Peu appuyée à Katowice, l’adaptation ne bénéficie toujours pas de l’attention égale à l’atténuation qui lui était promise depuis Cancún. La création de la Global Commission on Adaptation début 2019 et la publication de son premier rapport en septembre marquent une volonté de relancer l’investissement politique et financier dans l’adaptation parmi les instances de gouvernance internationale.

Alors que les coûts de l’adaptation pour les PED augmentent constamment, la communauté internationale tarde à honorer ses engagements financiers : 463 M USD pour le climat en 2016, dont seulement 22 milliards USD pour l’adaptation (= 4,75 %, Climate Policy Initiative, 2017). Bien loin des engagements de 100 milliards/an promis par les pays développés. Pourtant selon la Global Commission on Adaptation, le ratio coût-avantage d’un investissement d’adaptation peut aller de 2 :1 à 10 :1.

Toutes les études sur la finance climat font pourtant état d’une augmentation des financements bilatéraux et multilatéraux alloués à l’adaptation depuis 2016. L’Asie du Sud-Est est le premier continent récipiendaire. En particulier, les flux des NordSud bénéficient de l’augmentation globale des financements climat vers les PED. Néanmoins, ces sommes demeurent plafonnées à de maigres volumes absolus et, en proportion de ce que reçoit l’atténuation, sont loin de marquer un changement d’échelle du financement de l’adaptation. Des institutions bilatérales, comme le UKAid, ou multilatérales, comme le Fond Vert, poursuivent toujours un objectif 50% de financements pour l’adaptation.

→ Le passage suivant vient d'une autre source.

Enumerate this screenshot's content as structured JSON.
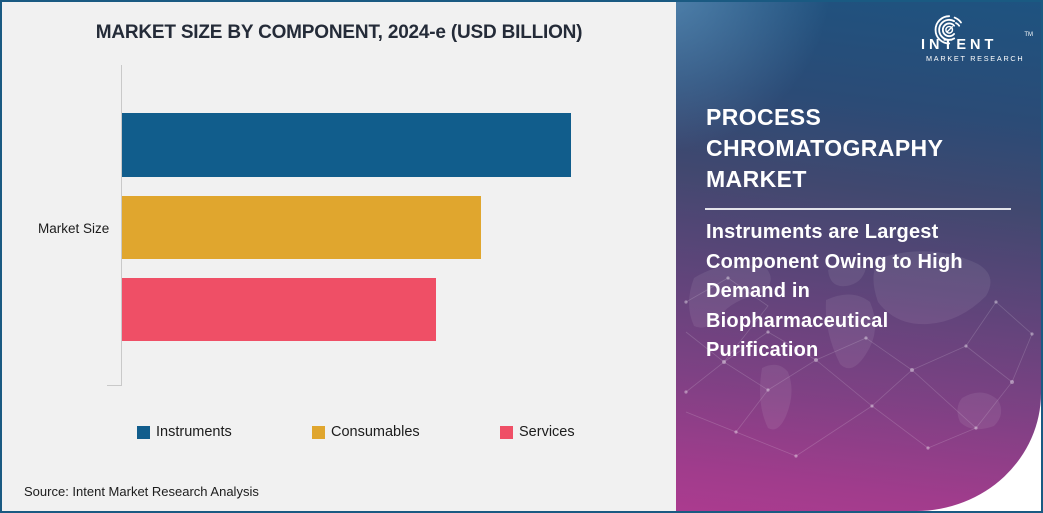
{
  "frame": {
    "border_color": "#1a5a82",
    "chart_background": "#f1f1f1"
  },
  "chart": {
    "title": "MARKET SIZE BY COMPONENT, 2024-e (USD BILLION)",
    "axis_label": "Market Size",
    "source": "Source: Intent Market Research Analysis"
  },
  "chart_data": {
    "type": "bar",
    "orientation": "horizontal",
    "title": "MARKET SIZE BY COMPONENT, 2024-e (USD BILLION)",
    "categories": [
      "Instruments",
      "Consumables",
      "Services"
    ],
    "values": [
      100,
      80,
      70
    ],
    "value_note": "bars carry no numeric labels; values are relative lengths as % of largest bar",
    "colors": [
      "#115d8c",
      "#e0a62e",
      "#ef4f66"
    ],
    "ylabel": "Market Size",
    "xlabel": "",
    "legend": [
      "Instruments",
      "Consumables",
      "Services"
    ],
    "legend_position": "bottom",
    "grid": false
  },
  "panel": {
    "title_lines": [
      "PROCESS",
      "CHROMATOGRAPHY",
      "MARKET"
    ],
    "subtitle_lines": [
      "Instruments are Largest",
      "Component Owing to High",
      "Demand in",
      "Biopharmaceutical",
      "Purification"
    ],
    "gradient_top": "#1e5380",
    "gradient_bottom": "#ab3b8f"
  },
  "logo": {
    "brand": "INTENT",
    "trademark": "TM",
    "tagline": "MARKET RESEARCH"
  }
}
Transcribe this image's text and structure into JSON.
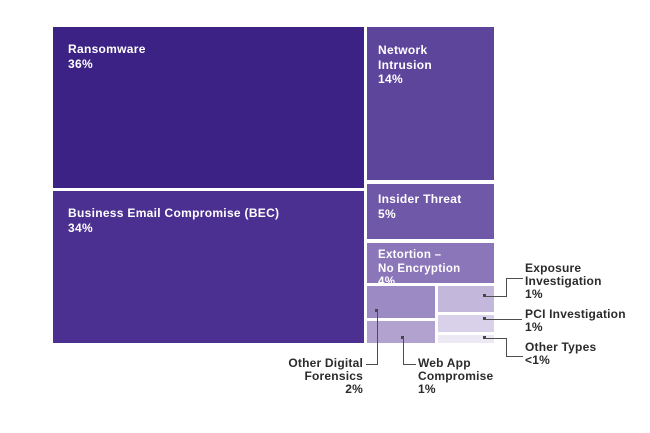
{
  "chart_data": {
    "type": "treemap",
    "title": "",
    "unit": "percent of incidents",
    "legend_position": "none",
    "grid": false,
    "items": [
      {
        "label": "Ransomware",
        "value": 36,
        "value_label": "36%",
        "color": "#3b2284",
        "label_position": "inside"
      },
      {
        "label": "Business Email Compromise (BEC)",
        "value": 34,
        "value_label": "34%",
        "color": "#4b3092",
        "label_position": "inside"
      },
      {
        "label": "Network Intrusion",
        "value": 14,
        "value_label": "14%",
        "color": "#5e459c",
        "label_position": "inside"
      },
      {
        "label": "Insider Threat",
        "value": 5,
        "value_label": "5%",
        "color": "#7058a8",
        "label_position": "inside"
      },
      {
        "label": "Extortion –\nNo Encryption",
        "value": 4,
        "value_label": "4%",
        "color": "#8a76b9",
        "label_position": "inside"
      },
      {
        "label": "Other Digital\nForensics",
        "value": 2,
        "value_label": "2%",
        "color": "#9c8ac4",
        "label_position": "outside-bottom"
      },
      {
        "label": "Web App\nCompromise",
        "value": 1,
        "value_label": "1%",
        "color": "#b1a2cf",
        "label_position": "outside-bottom"
      },
      {
        "label": "Exposure\nInvestigation",
        "value": 1,
        "value_label": "1%",
        "color": "#c4b7dc",
        "label_position": "outside-right"
      },
      {
        "label": "PCI Investigation",
        "value": 1,
        "value_label": "1%",
        "color": "#d9d1e9",
        "label_position": "outside-right"
      },
      {
        "label": "Other Types",
        "value": 0.5,
        "value_label": "<1%",
        "color": "#ece8f4",
        "label_position": "outside-right"
      }
    ],
    "colors": {
      "background": "#ffffff",
      "inside_text": "#ffffff",
      "outside_text": "#2b2b2b",
      "leader_line": "#4d4d4d"
    }
  }
}
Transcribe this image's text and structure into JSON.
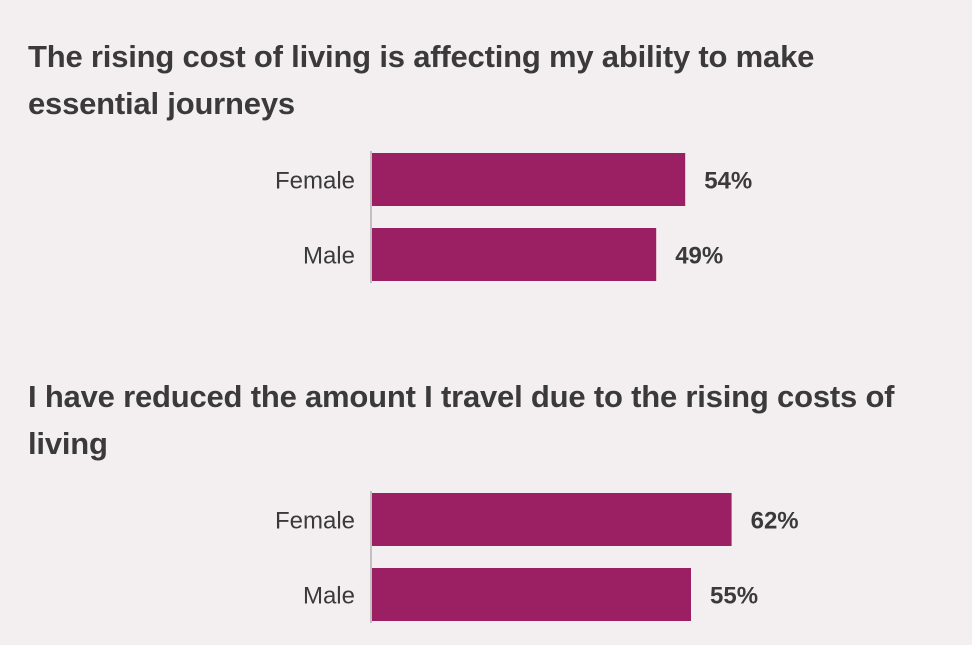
{
  "colors": {
    "bar": "#9b1f63",
    "axis": "#b5b1b2",
    "background": "#f3eff0",
    "text": "#3a3a3a"
  },
  "chart_data": [
    {
      "type": "bar",
      "orientation": "horizontal",
      "title": "The rising cost of living is affecting my ability to make essential journeys",
      "categories": [
        "Female",
        "Male"
      ],
      "values": [
        54,
        49
      ],
      "value_labels": [
        "54%",
        "49%"
      ],
      "unit": "%",
      "xlim": [
        0,
        100
      ],
      "grid": false
    },
    {
      "type": "bar",
      "orientation": "horizontal",
      "title": "I have reduced the amount I travel due to the rising costs of living",
      "categories": [
        "Female",
        "Male"
      ],
      "values": [
        62,
        55
      ],
      "value_labels": [
        "62%",
        "55%"
      ],
      "unit": "%",
      "xlim": [
        0,
        100
      ],
      "grid": false
    }
  ]
}
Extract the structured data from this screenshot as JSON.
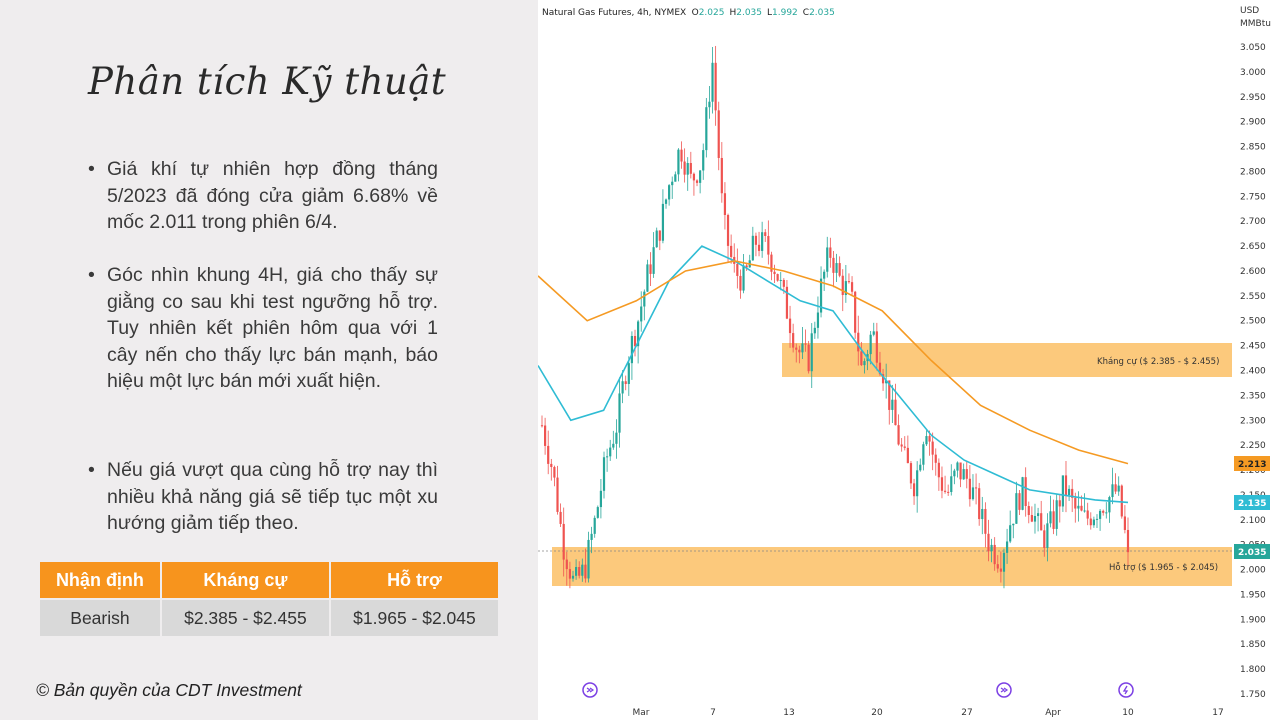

Le développement des marchés et garanties d’actifs verts doit permettre de réorienter les investissements privés au bénéfice de l’adaptation, notamment des PMA, tout en réduisant l’exposition du secteurs financiers aux risques physiques auxquels leurs actifs sont exposés.

Dans un contexte de multiplication des fonds dédiés à l’adaptation et de frilosité des investisseurs privés à l’égard des risques-pays élevés, la clarification des critères et la consolidation des outils de suivi peut faciliter le financement de l’adaptation des PMA. Car en l’absence de métrique commune et de méthodologie standard pour évaluer les projets d’adaptation, difficile d’apprécier l’impact des mesures et de suivre les investissements. L’AFD, la Banque Mondiale ou encore le Citepa se sont essayé récemment à développer des instruments à vocation universelle adaptables aux contextes locaux.

Acteurs clés de la résilience des territoires, de plus en plus de villes se déclarent engagées dans une démarche d’adaptation auprès des réseaux et initiatives climat internationaux. Cependant l’ensemble des études académiques produites depuis 2018 sur l’engagement des villes en adaptation observent une moindre attention pour l’adaptation dans les agendas politiques locaux en comparaison aux actions d’atténuation. En l’absence de cadres réglementaires contraignants (imposant par exemple un plan local d’adaptation), la prise d’action volontaire est encore très limitée. 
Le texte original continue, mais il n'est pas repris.